Стук машинки в комнатке Фроси стоял день-деньской, надо было и норму выполнить, и с частными заказами успеть к сроку, поэтому помощь Люськи была очень кстати и разобравшись кое-как с уроками, девятилетняя школьница стала у портнихи на подхвате и большей частью находилась в ее комнатке. Исключения были только во время визитов в гости к Фроси их участкового милиционера Тимофея Егоровича, краснолицего здоровяка с портупеей, лет под сорок. Когда он приходил с каким-то надуманным предлогом, Фрося отсылала Люську к себе. Они закрывались и через непродолжительное время происходило всегда одно и тоже: за тонкой стенкой был слышен приглушенный смех Фроси, затем начинал скрипеть пружинами матрас кровати с шишечками, все сильнее и сильнее. Бывало, что изголовье кровати таранило стенку шифоньера, да так, что начинал греметь таз от сотрясаемого в нем кувшина, да и сама перегородка ходила ходуном. Но хуже всего было то, что во время этого сотрясения со стуком Фрося стонала, порой и на пару с Тимофеем Егоровичем, хотя он стонал меньше ее, но громче, особенно в самом конце. Потом все стихало и участковый уходил. После его ухода Фрося начинала опять строчить, а это означало, что Люська может вернуться в комнату портнихи. От цепкого детского взгляда не ускользало, что после Тимофея Егоровича Фрося была немного растрепана, коса ее лежала вдоль спины, а до прихода участкового была аккуратно уложена вокруг головы. Случалось, что на наспех заправленной кровати оставалось что-то из исподнего Фроси, она смущалась и скомкав атласный пояс для чулок или еще что-то из нижнего белья, прятала это под покрывало со словами: – Совсем забыла… Вот, приготовила постирать… —
В ту пору Люське уже было девять лет и она начала понимать зачем к Фросе ходит участковый, что частенько бывало во время его дежурства. Она даже иногда подсматривала за ними в щелку на стене, но тетка заметила и Фрося повесила на стену коврик, чем закрыла все щели в перегородке.

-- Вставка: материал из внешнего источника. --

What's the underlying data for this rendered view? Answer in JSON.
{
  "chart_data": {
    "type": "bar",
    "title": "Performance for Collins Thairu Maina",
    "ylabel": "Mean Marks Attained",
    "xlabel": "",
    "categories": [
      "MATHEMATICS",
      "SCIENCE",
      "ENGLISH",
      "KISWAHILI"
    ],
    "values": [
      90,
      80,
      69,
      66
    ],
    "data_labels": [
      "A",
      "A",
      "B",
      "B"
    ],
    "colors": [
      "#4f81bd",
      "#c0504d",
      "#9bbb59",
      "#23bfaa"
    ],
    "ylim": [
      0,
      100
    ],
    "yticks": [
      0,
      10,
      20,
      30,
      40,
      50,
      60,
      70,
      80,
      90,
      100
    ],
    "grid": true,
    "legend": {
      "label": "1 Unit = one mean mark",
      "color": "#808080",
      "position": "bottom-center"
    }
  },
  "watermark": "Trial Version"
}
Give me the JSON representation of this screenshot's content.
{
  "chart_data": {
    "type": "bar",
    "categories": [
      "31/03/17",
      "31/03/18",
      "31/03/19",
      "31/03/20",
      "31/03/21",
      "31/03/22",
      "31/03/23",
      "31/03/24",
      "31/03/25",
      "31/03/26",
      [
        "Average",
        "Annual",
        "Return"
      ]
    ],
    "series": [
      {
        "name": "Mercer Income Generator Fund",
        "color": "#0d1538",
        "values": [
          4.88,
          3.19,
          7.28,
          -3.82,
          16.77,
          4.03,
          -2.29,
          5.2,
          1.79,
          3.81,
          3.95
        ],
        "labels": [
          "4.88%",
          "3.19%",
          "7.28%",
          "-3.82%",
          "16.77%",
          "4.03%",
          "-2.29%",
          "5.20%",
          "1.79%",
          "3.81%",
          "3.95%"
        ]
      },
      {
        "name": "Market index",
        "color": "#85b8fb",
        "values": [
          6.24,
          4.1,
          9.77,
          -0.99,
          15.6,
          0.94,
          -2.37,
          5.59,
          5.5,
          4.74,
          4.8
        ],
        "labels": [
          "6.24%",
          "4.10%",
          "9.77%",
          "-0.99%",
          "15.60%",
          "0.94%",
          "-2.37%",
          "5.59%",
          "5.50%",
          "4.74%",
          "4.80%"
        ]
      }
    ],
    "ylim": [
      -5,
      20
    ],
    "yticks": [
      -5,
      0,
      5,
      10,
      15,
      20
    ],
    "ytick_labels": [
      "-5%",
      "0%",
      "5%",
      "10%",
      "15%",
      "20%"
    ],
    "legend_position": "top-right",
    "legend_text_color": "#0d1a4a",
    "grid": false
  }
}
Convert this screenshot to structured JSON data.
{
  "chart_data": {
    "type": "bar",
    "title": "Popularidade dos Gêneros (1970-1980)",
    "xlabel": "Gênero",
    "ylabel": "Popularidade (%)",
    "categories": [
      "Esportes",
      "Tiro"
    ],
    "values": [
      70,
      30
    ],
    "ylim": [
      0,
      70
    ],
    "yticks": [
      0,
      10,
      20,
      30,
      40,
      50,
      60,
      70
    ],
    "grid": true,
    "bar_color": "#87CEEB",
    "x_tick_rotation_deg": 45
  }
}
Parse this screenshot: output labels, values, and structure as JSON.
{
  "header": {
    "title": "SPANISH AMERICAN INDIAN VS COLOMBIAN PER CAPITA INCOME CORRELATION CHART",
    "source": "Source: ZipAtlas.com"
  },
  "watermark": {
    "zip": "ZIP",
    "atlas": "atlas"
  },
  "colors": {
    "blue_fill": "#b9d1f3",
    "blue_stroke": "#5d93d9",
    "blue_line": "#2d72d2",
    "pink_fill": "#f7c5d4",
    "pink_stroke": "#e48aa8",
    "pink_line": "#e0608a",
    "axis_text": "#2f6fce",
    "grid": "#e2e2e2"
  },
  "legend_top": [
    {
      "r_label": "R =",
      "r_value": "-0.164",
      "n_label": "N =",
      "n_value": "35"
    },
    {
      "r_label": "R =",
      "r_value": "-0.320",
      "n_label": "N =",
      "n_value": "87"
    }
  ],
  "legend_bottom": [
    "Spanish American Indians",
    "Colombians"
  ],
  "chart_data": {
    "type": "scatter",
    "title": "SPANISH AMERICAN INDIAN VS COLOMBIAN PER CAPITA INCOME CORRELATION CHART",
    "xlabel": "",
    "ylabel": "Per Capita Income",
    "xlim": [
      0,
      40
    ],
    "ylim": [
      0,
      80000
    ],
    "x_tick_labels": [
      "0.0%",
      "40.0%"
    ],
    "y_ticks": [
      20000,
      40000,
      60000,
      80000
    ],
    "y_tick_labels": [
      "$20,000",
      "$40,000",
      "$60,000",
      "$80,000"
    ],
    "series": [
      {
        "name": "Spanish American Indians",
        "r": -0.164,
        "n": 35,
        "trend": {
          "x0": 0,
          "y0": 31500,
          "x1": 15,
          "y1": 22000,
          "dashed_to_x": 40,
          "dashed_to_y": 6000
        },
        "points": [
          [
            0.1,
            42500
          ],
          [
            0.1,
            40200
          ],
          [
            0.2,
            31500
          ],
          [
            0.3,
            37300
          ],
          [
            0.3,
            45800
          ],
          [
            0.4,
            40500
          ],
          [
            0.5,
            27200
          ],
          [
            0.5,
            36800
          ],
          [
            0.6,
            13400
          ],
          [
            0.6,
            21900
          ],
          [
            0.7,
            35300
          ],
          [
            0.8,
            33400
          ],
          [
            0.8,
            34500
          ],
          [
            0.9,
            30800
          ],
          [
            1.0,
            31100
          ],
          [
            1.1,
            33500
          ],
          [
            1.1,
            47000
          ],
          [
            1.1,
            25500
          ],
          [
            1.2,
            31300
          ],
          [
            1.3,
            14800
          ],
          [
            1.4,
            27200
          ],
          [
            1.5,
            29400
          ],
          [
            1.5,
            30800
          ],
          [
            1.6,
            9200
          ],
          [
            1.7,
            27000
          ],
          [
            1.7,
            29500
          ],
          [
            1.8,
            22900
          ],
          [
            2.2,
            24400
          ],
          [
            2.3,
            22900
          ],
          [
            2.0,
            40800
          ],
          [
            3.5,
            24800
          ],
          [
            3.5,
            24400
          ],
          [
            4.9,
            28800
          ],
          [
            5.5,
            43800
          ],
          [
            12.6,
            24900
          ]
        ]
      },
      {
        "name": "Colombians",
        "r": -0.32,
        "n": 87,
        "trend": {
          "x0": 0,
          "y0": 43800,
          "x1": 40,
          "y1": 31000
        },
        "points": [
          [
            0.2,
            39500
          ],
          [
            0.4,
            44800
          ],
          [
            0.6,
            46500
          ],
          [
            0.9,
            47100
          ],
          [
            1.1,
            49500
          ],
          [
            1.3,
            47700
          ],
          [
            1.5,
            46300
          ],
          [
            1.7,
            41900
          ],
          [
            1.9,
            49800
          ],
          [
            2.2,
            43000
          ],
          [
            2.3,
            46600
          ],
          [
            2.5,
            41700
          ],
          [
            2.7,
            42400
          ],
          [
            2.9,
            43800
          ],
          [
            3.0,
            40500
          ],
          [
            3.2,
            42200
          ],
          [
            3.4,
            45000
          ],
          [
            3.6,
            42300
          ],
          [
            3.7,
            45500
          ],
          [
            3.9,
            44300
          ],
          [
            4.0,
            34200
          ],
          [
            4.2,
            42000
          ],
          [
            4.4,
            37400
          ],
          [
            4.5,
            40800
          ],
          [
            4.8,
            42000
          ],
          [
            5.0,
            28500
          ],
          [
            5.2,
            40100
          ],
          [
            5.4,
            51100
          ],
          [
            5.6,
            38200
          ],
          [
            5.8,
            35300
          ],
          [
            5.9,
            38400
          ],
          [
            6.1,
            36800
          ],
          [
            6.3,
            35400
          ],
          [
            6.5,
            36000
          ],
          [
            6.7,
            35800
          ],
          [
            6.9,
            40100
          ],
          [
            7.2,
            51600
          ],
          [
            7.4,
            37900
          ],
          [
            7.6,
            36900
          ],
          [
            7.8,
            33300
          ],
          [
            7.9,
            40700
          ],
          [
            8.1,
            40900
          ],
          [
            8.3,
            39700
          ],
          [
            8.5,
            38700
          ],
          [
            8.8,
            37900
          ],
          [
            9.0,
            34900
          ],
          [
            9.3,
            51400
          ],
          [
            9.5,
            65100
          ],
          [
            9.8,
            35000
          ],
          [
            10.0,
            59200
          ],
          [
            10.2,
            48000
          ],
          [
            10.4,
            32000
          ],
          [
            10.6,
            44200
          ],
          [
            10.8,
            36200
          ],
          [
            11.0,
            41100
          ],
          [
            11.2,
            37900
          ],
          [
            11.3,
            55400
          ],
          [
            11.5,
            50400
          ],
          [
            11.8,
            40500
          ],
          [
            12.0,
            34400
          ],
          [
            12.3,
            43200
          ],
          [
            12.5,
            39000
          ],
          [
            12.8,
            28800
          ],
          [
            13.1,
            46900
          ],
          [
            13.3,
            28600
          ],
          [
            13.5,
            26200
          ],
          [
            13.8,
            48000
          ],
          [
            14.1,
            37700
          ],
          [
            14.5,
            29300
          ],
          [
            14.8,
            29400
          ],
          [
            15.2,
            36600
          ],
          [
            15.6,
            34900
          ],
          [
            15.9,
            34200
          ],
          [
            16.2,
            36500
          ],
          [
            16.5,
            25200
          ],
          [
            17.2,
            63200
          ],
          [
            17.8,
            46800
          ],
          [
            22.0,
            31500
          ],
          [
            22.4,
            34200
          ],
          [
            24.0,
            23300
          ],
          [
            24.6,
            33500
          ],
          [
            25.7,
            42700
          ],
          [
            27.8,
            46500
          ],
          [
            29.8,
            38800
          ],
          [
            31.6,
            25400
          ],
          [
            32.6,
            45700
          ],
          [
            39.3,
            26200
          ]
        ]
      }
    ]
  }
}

Так и протекало детство Люськи. Сотрудничество с Фросей принесло свои плоды: Люська потихоньку втягивалась в процесс кройки-шитья. Бывало, что и сама Фрося советовалась с ней по поводу выбора фасона. В небогатом арсенале портнихи была еще дореволюционная книга по шитью и несколько модных журналов, которые было непросто тогда достать, лишь недавно отменили продуктовые карточки, легкая промышленность только начинала развиваться. В магазинах стали появляться отечественные ткани: крепдешин, шерстяной креп, вощеный сатин, что смотрелся как шелк, и вошедший тогда в моду штапель.
Кроила Фрося лихо, даже виртуозно, как заправский мастер. Сняв мерки с заказчицы, быстро делала необходимые расчеты и выкройку на газете, потом примеряла ее на самой заказчице, делая необходимые поправки. Люське иногда удавалось видеть процесс примерки, наблюдая за пальцами портнихи, ловко орудующей ножницами по приложенной к телу выкройке, она искренне восхищалась мастерством Фроси и как-то после ухода заказчицы сказала:
– Вот и я так хочу! Научи меня, Фрося! —
Фрося открыла свой шифоньер и покопавшись в нем, достала отрез из сатина. Красивый, темно-синий в белый горох, он блестел, как настоящий шелк. Она быстро сняла с Люськи мерки и записав их на бумажке, начала резать ткань острыми портновскими ножницами:
– Запомни, девочка – главное, это хорошие острые ножницы. Затем протянула Люське раскроенное платье, состоящее из лифа без рукавов и слегка присборенной юбки.
– Фасон простой, но с него и начнем. Машинка у меня только одна, к ней я тебя не допущу, поэтому шей на руках, как шили в старину, швом «назад иголка» – и Фрося сделала несколько показательных стежков для примера.